Navadwip, West Bengal, India — Saturday, April 16th
There are just the three of us on the veranda here in Navadwip. It is dark outside; dawn is at least an hour away. Srila Gurudeva has just come out of his room, and is being attended by Gopal Prabhu (his personal servant while Ranajit Prabhu is in Vrindavan).
After Srila Gurudeva is comfortably seated and given something to drink, Gopal lights two sticks of incense and starts to offer them in a circular motion to Srila Gurudeva's lotus feet. Srila Gurudeva picks up a book and, realizing that the ambient light in the room is too dim for reading, interrupts Gopal, saying, "Please switch on the light."
Gopal walks over to the light switch, turns on the overhead fluorescent light, and returns to offer the incense to Srila Gurudeva and to the pictures of the other acharyas and Krishna that are on the walls. He finishes his simple puja by offering his dandavats to Srila Gurudeva.
I remember the paragraph from Sri Guru and His Grace:
To a disciple, his guru's position is Supreme, even more than God. This is said in the scriptures. The guru is more near and dear to us than God Himself. God has many things to deal with, but guru is concerned only with my welfare. The guru's position is more helpful to the disciple than God.
And I am a witness.
God is an abstraction to us, but Srila Gurudeva is real. Therefore Krishna says, "I am the guru (acaryam mam vijaniyan)." If we have eyes to see — if we do not protest: "Don't interrupt me now gurudeva, I am performing my puja!" — we will not think that this is blasphemy.
The Lord graciously appears in this physical plane of our perception as the Deity. In His form as the Deity, we can touch Him, we can see Him, and we can serve Him. But our perception is limited. The Deity's form is not mundane, but we cannot see that.
If I offer some incense to the Deity— wait! What's wrong with beginning a sentence like this? Yes, I think that I am the subject and that God (the Deity) is the object. Yet just the opposite must be true — whatever my conception of God may be.

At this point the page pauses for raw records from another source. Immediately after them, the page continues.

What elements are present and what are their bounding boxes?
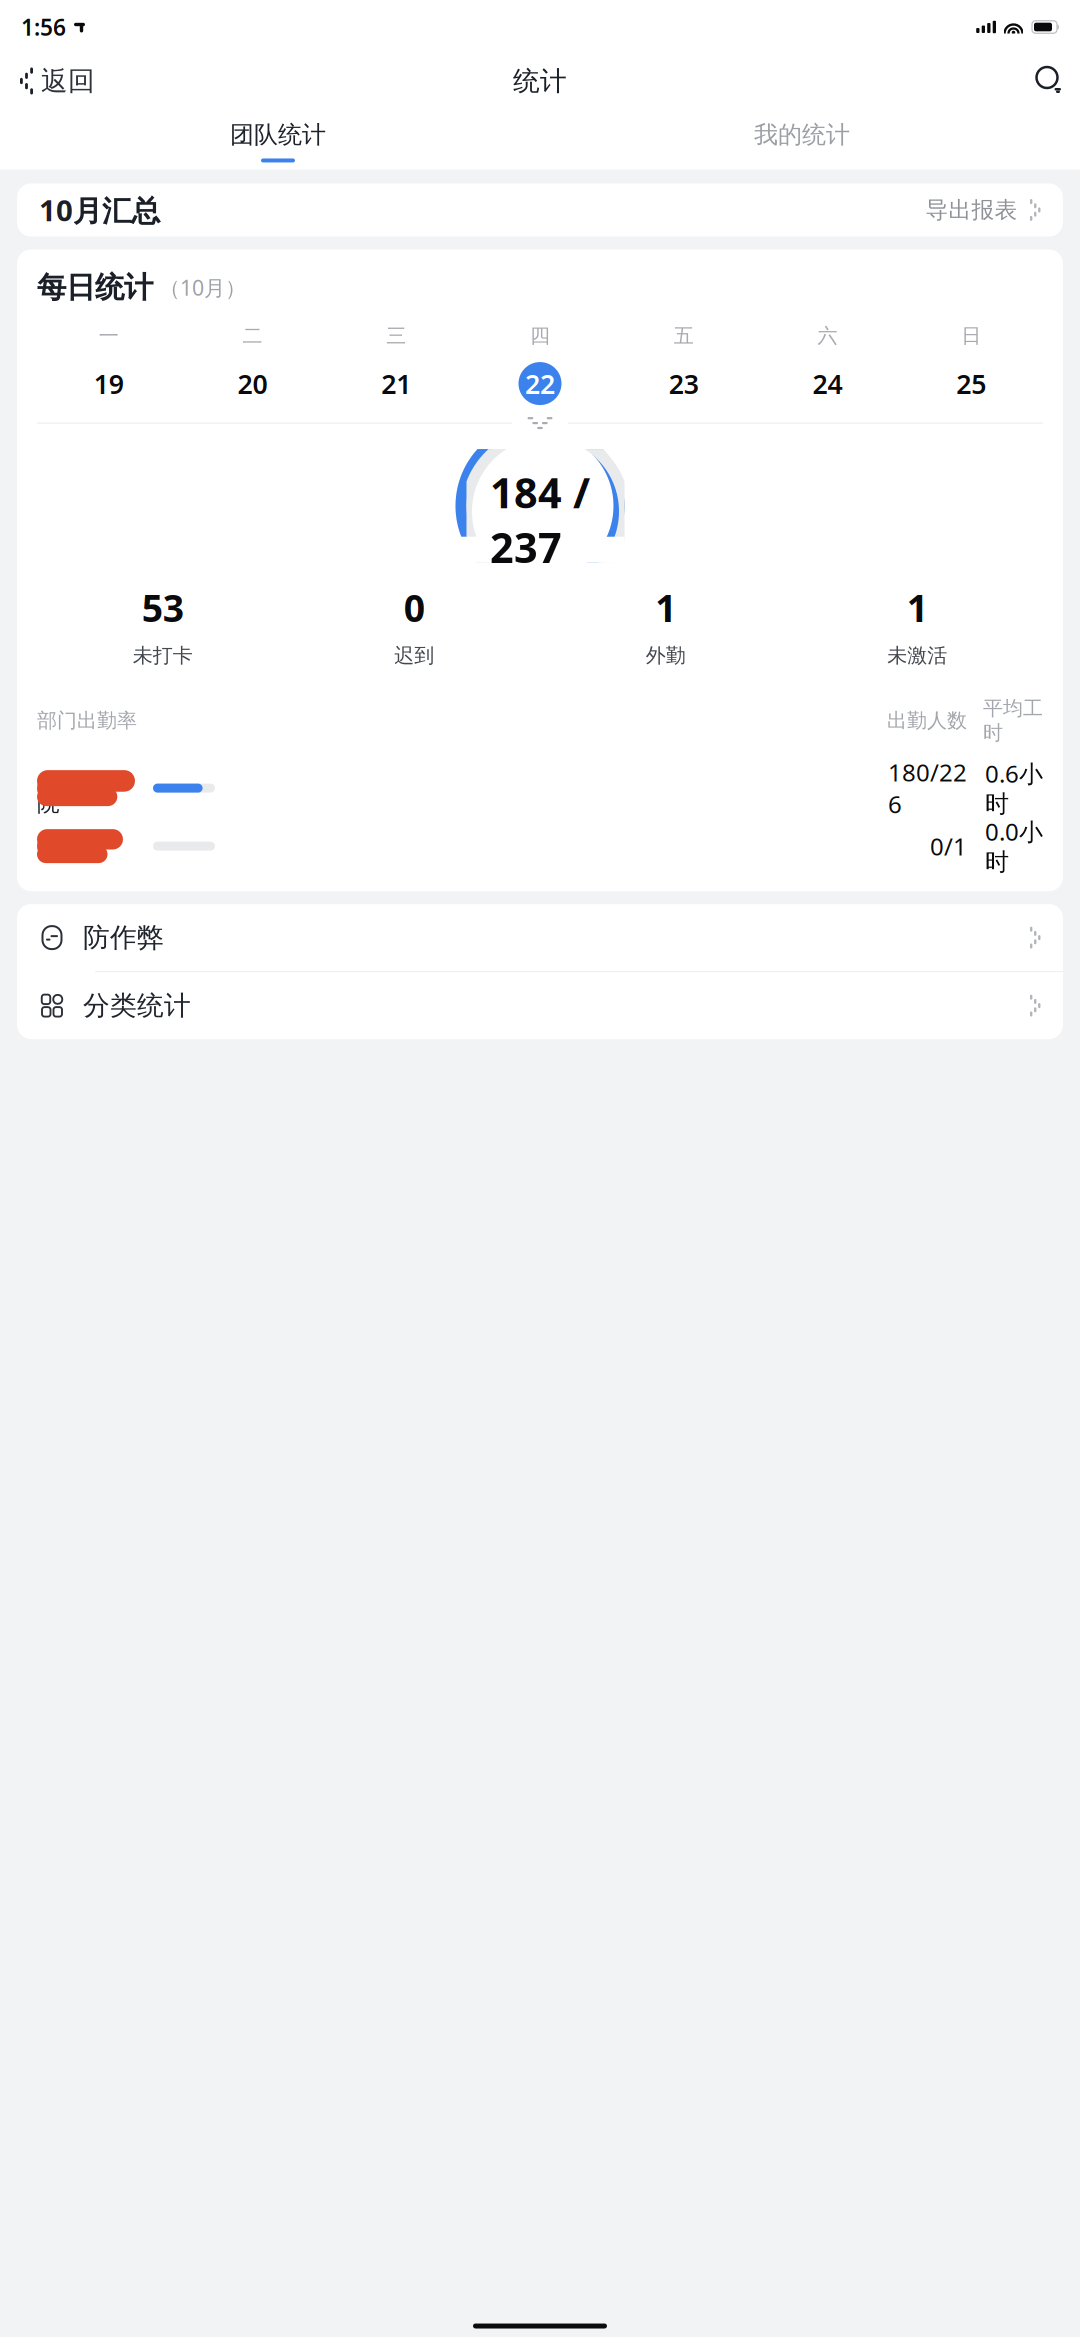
- staticText: 迟到: [394, 643, 434, 668]
- button[interactable]: 21: [324, 360, 468, 407]
- staticText: 19: [94, 366, 124, 401]
- staticText: 院: [37, 789, 60, 817]
- button[interactable]: 19: [37, 360, 181, 407]
- staticText: 一: [99, 324, 119, 348]
- button[interactable]: 防作弊: [17, 904, 1063, 971]
- button[interactable]: 0: [288, 579, 540, 672]
- staticText: 24: [812, 366, 842, 401]
- staticText: 53: [142, 583, 184, 632]
- staticText: 20: [238, 366, 268, 401]
- staticText: 统计: [513, 65, 567, 97]
- button[interactable]: 1: [540, 579, 792, 672]
- button[interactable]: 53: [37, 579, 288, 672]
- staticText: 我的统计: [754, 120, 850, 150]
- staticText: 未激活: [887, 643, 947, 668]
- staticText: [37, 845, 43, 875]
- staticText: 外勤: [646, 643, 686, 668]
- staticText: 部门出勤率: [37, 708, 137, 733]
- staticText: 日: [961, 324, 981, 348]
- staticText: 180/226: [888, 756, 967, 820]
- staticText: 四: [530, 324, 550, 348]
- button[interactable]: 展开日历: [37, 409, 1043, 437]
- staticText: 每日统计: [37, 270, 153, 306]
- staticText: 五: [674, 324, 694, 348]
- staticText: 0/1: [930, 830, 967, 862]
- button[interactable]: 24: [756, 360, 899, 407]
- staticText: 未打卡: [133, 643, 193, 668]
- staticText: 防作弊: [83, 921, 164, 954]
- staticText: 10月汇总: [39, 190, 160, 230]
- button[interactable]: 20: [181, 360, 324, 407]
- staticText: 导出报表: [926, 196, 1018, 224]
- staticText: 六: [817, 324, 837, 348]
- button[interactable]: 10月汇总: [17, 184, 1063, 236]
- staticText: 1: [907, 583, 928, 632]
- staticText: 返回: [41, 65, 95, 97]
- staticText: （10月）: [159, 273, 246, 302]
- staticText: 平均工时: [983, 696, 1043, 745]
- staticText: 三: [386, 324, 406, 348]
- button[interactable]: 返回: [8, 57, 107, 105]
- staticText: 分类统计: [83, 989, 191, 1022]
- staticText: 团队统计: [230, 120, 326, 150]
- button[interactable]: 团队统计: [16, 108, 540, 170]
- staticText: 二: [243, 324, 263, 348]
- staticText: 23: [669, 366, 699, 401]
- staticText: 25: [956, 366, 986, 401]
- staticText: 184 / 237: [490, 465, 590, 574]
- button[interactable]: 搜索: [1022, 60, 1072, 102]
- button[interactable]: 1: [792, 579, 1043, 672]
- staticText: 0: [404, 583, 425, 632]
- staticText: 0.0小时: [985, 815, 1043, 877]
- staticText: 22: [525, 366, 555, 401]
- staticText: 1:56: [21, 12, 66, 42]
- staticText: 21: [381, 366, 411, 401]
- staticText: 1: [655, 583, 676, 632]
- button[interactable]: 22: [468, 360, 612, 407]
- button[interactable]: 23: [612, 360, 756, 407]
- staticText: 出勤人数: [887, 708, 967, 733]
- staticText: 0.6小时: [985, 757, 1043, 819]
- button[interactable]: 分类统计: [17, 972, 1063, 1039]
- button[interactable]: 我的统计: [540, 108, 1064, 170]
- button[interactable]: 25: [899, 360, 1043, 407]
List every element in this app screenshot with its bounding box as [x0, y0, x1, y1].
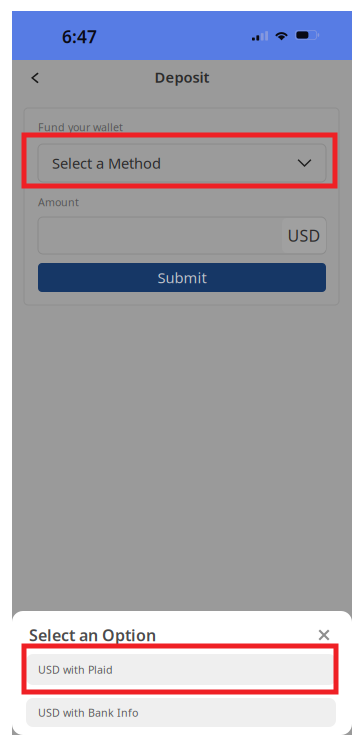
button[interactable]: USD with Plaid — [26, 654, 336, 685]
staticText: USD with Plaid — [38, 662, 113, 677]
staticText: 6:47 — [62, 25, 97, 48]
staticText: Select an Option — [29, 624, 156, 646]
staticText: Fund your wallet — [38, 120, 123, 134]
button[interactable]: Submit — [38, 263, 326, 292]
staticText: USD with Bank Info — [38, 705, 138, 720]
button[interactable]: Back — [20, 63, 50, 93]
staticText: Amount — [38, 195, 79, 209]
button[interactable]: Close — [311, 622, 337, 648]
button[interactable]: Select a Method — [38, 144, 326, 182]
button[interactable]: USD with Bank Info — [26, 698, 336, 727]
staticText: Select a Method — [52, 153, 161, 173]
staticText: Deposit — [154, 67, 210, 87]
staticText: Submit — [158, 268, 206, 287]
staticText: USD — [288, 225, 320, 246]
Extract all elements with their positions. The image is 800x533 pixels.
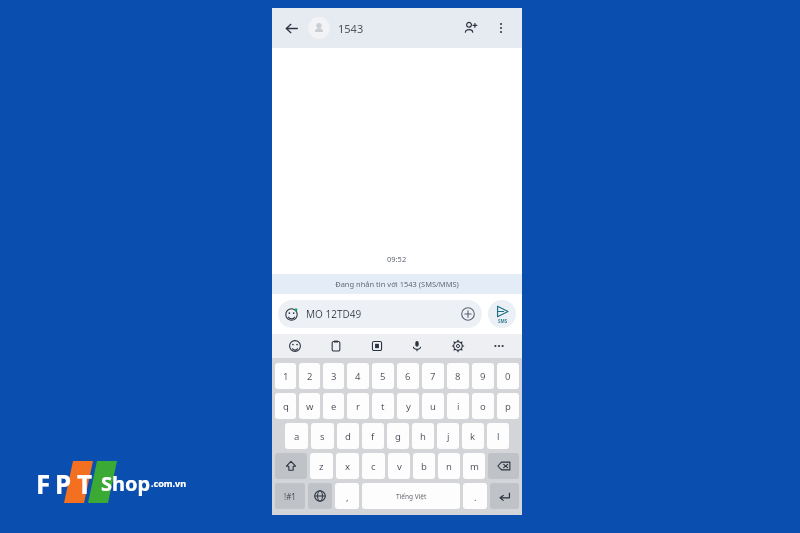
button[interactable]: Back [280,17,302,39]
button[interactable]: 7 [422,363,444,389]
staticText: 7 [430,370,436,383]
staticText: 3 [331,370,337,383]
staticText: w [306,400,314,413]
staticText: , [346,491,349,504]
button[interactable]: Shift [275,453,307,479]
button[interactable]: 4 [347,363,369,389]
button[interactable]: d [337,423,359,449]
button[interactable]: a [285,423,308,449]
button[interactable]: e [323,393,344,419]
staticText: c [371,460,376,473]
button[interactable]: 9 [472,363,494,389]
button[interactable]: , [335,483,359,509]
staticText: z [319,460,324,473]
staticText: p [505,400,511,413]
staticText: Tiếng Việt [396,492,427,501]
button[interactable]: g [387,423,409,449]
staticText: 6 [405,370,411,383]
staticText: k [470,430,476,443]
staticText: Shop [101,470,151,497]
staticText: o [480,400,486,413]
button[interactable]: u [422,393,444,419]
staticText: f [371,430,375,443]
staticText: !#1 [284,491,296,502]
button[interactable]: Switch language [308,483,332,509]
button[interactable]: 1 [275,363,296,389]
button[interactable]: 0 [497,363,519,389]
staticText: v [397,460,402,473]
button[interactable]: y [397,393,419,419]
staticText: e [331,400,337,413]
button[interactable]: t [372,393,394,419]
button[interactable]: Voice input [408,337,426,355]
staticText: 1543 [338,21,364,36]
button[interactable]: v [388,453,410,479]
staticText: n [446,460,452,473]
button[interactable]: f [362,423,384,449]
button[interactable]: Contact avatar [308,17,330,39]
button[interactable]: o [472,393,494,419]
button[interactable]: Backspace [488,453,519,479]
button[interactable]: !#1 [275,483,305,509]
button[interactable]: MO 12TD49 [278,300,482,328]
staticText: 09:52 [387,254,407,264]
button[interactable]: h [412,423,434,449]
staticText: 5 [380,370,386,383]
staticText: u [430,400,436,413]
staticText: d [345,430,351,443]
button[interactable]: b [413,453,435,479]
staticText: s [320,430,325,443]
staticText: a [294,430,300,443]
staticText: 2 [307,370,313,383]
staticText: SMS [498,318,508,324]
staticText: i [457,400,460,413]
staticText: 1 [283,370,289,383]
button[interactable]: k [462,423,484,449]
button[interactable]: Send SMS [488,300,516,328]
button[interactable]: l [487,423,509,449]
staticText: P [55,466,72,501]
button[interactable]: Add contact [458,15,484,41]
staticText: r [356,400,360,413]
staticText: 8 [455,370,461,383]
staticText: Đang nhắn tin với 1543 (SMS/MMS) [335,279,459,289]
button[interactable]: m [463,453,485,479]
staticText: 0 [505,370,511,383]
button[interactable]: r [347,393,369,419]
staticText: m [470,460,479,473]
button[interactable]: More options [488,15,514,41]
button[interactable]: z [310,453,333,479]
staticText: l [497,430,500,443]
button[interactable]: 5 [372,363,394,389]
button[interactable]: 3 [323,363,344,389]
button[interactable]: i [447,393,469,419]
button[interactable]: Settings [449,337,467,355]
button[interactable]: s [311,423,334,449]
button[interactable]: Emoji [286,337,304,355]
button[interactable]: Stickers [368,337,386,355]
button[interactable]: j [437,423,459,449]
button[interactable]: c [362,453,385,479]
button[interactable]: q [275,393,296,419]
staticText: . [474,491,477,504]
button[interactable]: x [336,453,359,479]
button[interactable]: p [497,393,519,419]
button[interactable]: Enter [490,483,519,509]
staticText: t [381,400,385,413]
button[interactable]: w [299,393,320,419]
staticText: g [395,430,401,443]
staticText: b [421,460,427,473]
staticText: T [77,466,93,501]
staticText: F [36,466,51,501]
button[interactable]: Clipboard [327,337,345,355]
staticText: MO 12TD49 [306,307,362,321]
button[interactable]: 8 [447,363,469,389]
button[interactable]: 6 [397,363,419,389]
button[interactable]: More [490,337,508,355]
button[interactable]: n [438,453,460,479]
button[interactable]: Tiếng Việt [362,483,460,509]
staticText: .com.vn [151,477,187,489]
staticText: j [447,430,450,443]
button[interactable]: . [463,483,487,509]
button[interactable]: 2 [299,363,320,389]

God is the subject, and I am the object. He is the enjoyer, and I am the enjoyed. Knowing this in theory, however, does not make me see it in practice, so I offer Him incense... and He remains an object to me...
But Srila Gurudeva is not an object to me: he is my Lord, my Master, my Deity. Although he appears in this mundane world, like the Deity, he is less of an abstraction because he is a living agent. It is easy to understand that he is the guru and I am the disciple, he is the master and I am the servant, he is the subject and I am the object.
Srila Gurudeva lives on the plane of reality (jnaninas tattva-darsinah) and at any moment he can briefly snatch us up from this mundane world (upadeksyanti te jnanam) by interrupting the ritualistic performance of our sadhana, and engaging us directly (sevaya) in that service world: "Switch on the light."
How fortunate we are to have such a relationship with Srila Gurudeva!
Calcutta, India — Sunday, April 17th
The road to Calcutta
We are on our way from Navadwip to Calcutta, in Srila Gurudeva's car. We have been in Navadwip for exactly four weeks. Earlier I asked Srila Gurudeva if he felt well enough for the long car journey. "Mentally, I am prepared," he replied, with an equivocal smile.
It is a pleasant morning, and the road is filled with all sorts of animal-drawn carts (buffalos, oxen, horses) as well as people-powered vehicles (rickshaws, bicycles, handcarts), and just plain people (men women and children), all loaded with produce, on their way to the market. Is Sunday a market day?
The roadside markets are bustling with activity: vendors display their green leafy vegetables, multi-hued fruit, or brightly colored flowers on newspapers spread out on the ground where the sidewalk should be (if there was a sidewalk), weigh produce with old-fashioned scales (the balance and twin pan variety), and boisterously engage in the lost art of haggling (who shouts, wins).
The road to Calcutta is now really quite good — "Like the road to San Jose," Srila Gurudeva says. He is in a good humor, and points out the many mango trees, laden with big green mangoes, the rice fields, etc. "In fifteen days they will begin to harvest the crops," he says. "That's why I want to return to Calcutta now."